La Xunta de Galicia ha dado un nuevo paso en su apuesta por la mejora de la seguridad vial y la movilidad sostenible con la licitación de una senda peatonal entre A Guarda y Camposancos. El proyecto, presentado este martes, cuenta con un presupuesto cercano a 1,3 millones de euros y un plazo de ejecución de ocho meses.

El delegado territorial de la Xunta en Pontevedra, Agustín Reguera, se desplazó hasta el municipio para anunciar una actuación que responde a una demanda vecinal histórica. Según explicó, el objetivo es habilitar un recorrido seguro para peatones a lo largo de la carretera PO-352, en un tramo que actualmente carece de espacios adecuados, lo que genera situaciones de riesgo en la convivencia con el tráfico rodado.
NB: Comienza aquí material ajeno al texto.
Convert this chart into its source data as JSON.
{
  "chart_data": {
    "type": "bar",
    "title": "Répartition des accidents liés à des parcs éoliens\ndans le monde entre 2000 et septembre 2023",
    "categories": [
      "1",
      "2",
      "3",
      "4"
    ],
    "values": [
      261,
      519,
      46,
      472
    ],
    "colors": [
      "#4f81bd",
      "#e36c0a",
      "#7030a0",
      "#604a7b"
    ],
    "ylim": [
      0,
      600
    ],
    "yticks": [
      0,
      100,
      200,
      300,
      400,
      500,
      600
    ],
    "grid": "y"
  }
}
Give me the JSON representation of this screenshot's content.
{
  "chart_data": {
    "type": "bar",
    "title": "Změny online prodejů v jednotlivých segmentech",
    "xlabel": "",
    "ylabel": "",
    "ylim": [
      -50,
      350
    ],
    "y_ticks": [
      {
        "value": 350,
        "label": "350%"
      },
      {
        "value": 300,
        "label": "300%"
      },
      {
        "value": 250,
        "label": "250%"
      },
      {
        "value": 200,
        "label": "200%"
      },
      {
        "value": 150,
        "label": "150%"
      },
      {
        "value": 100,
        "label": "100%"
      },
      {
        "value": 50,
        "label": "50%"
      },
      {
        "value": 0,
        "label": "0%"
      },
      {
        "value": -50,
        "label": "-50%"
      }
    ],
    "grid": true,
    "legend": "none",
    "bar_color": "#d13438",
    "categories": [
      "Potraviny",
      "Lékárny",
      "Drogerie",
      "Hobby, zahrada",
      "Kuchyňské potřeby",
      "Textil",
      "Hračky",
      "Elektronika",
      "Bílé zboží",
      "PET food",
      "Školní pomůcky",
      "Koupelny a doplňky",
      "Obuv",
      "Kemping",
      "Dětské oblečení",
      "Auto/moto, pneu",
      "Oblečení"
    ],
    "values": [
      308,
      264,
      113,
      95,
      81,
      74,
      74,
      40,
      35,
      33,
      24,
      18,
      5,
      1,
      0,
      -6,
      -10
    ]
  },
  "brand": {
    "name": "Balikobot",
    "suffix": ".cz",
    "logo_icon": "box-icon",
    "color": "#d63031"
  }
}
Durante la visita, Reguera subrayó la relevancia de esta intervención y señaló que permitirá “dar resposta a unha demanda histórica da veciñanza, mellorando a seguridade e permitindo que máis persoas poidan realizar desprazamentos cotiáns a pé con garantías”. En la misma línea, añadió que la obra también “reforza a conectividade entre núcleos de poboación, servizos e espazos de interese, contribuíndo á mellora da calidade de vida”.

La nueva infraestructura consistirá en una senda que discurrirá por la margen derecha de la carretera en varios tramos, con un ancho tipo de dos metros y una superficie total superior a los 5.200 metros cuadrados. El proyecto contempla, además, la construcción de once muros de contención para adaptar el terreno, así como mejoras en el drenaje mediante la instalación de nuevos sumideros.

Uno de los aspectos más destacados es que el itinerario será continuo y conectará con tramos urbanos ya existentes, facilitando desplazamientos más seguros y accesibles. Asimismo, la senda mejorará el acceso a puntos clave como el núcleo urbano de A Guarda, el cementerio y una zona de actividad industrial, lo que la convierte en una infraestructura estratégica para el día a día de los vecinos.

La actuación también tendrá en cuenta el valor paisajístico y cultural del entorno, ya que discurre en las proximidades del Monte de Santa Trega y de la costa, dos espacios de gran relevancia en la zona.

El plazo para la presentación de ofertas permanecerá abierto hasta el próximo 13 de abril, mientras que la previsión de la Xunta es que las obras puedan comenzar a principios del verano. Esta iniciativa se enmarca en la estrategia autonómica para mejorar las infraestructuras viarias, con el objetivo de incrementar la seguridad, fomentar la movilidad sostenible y reforzar la conexión entre núcleos de población.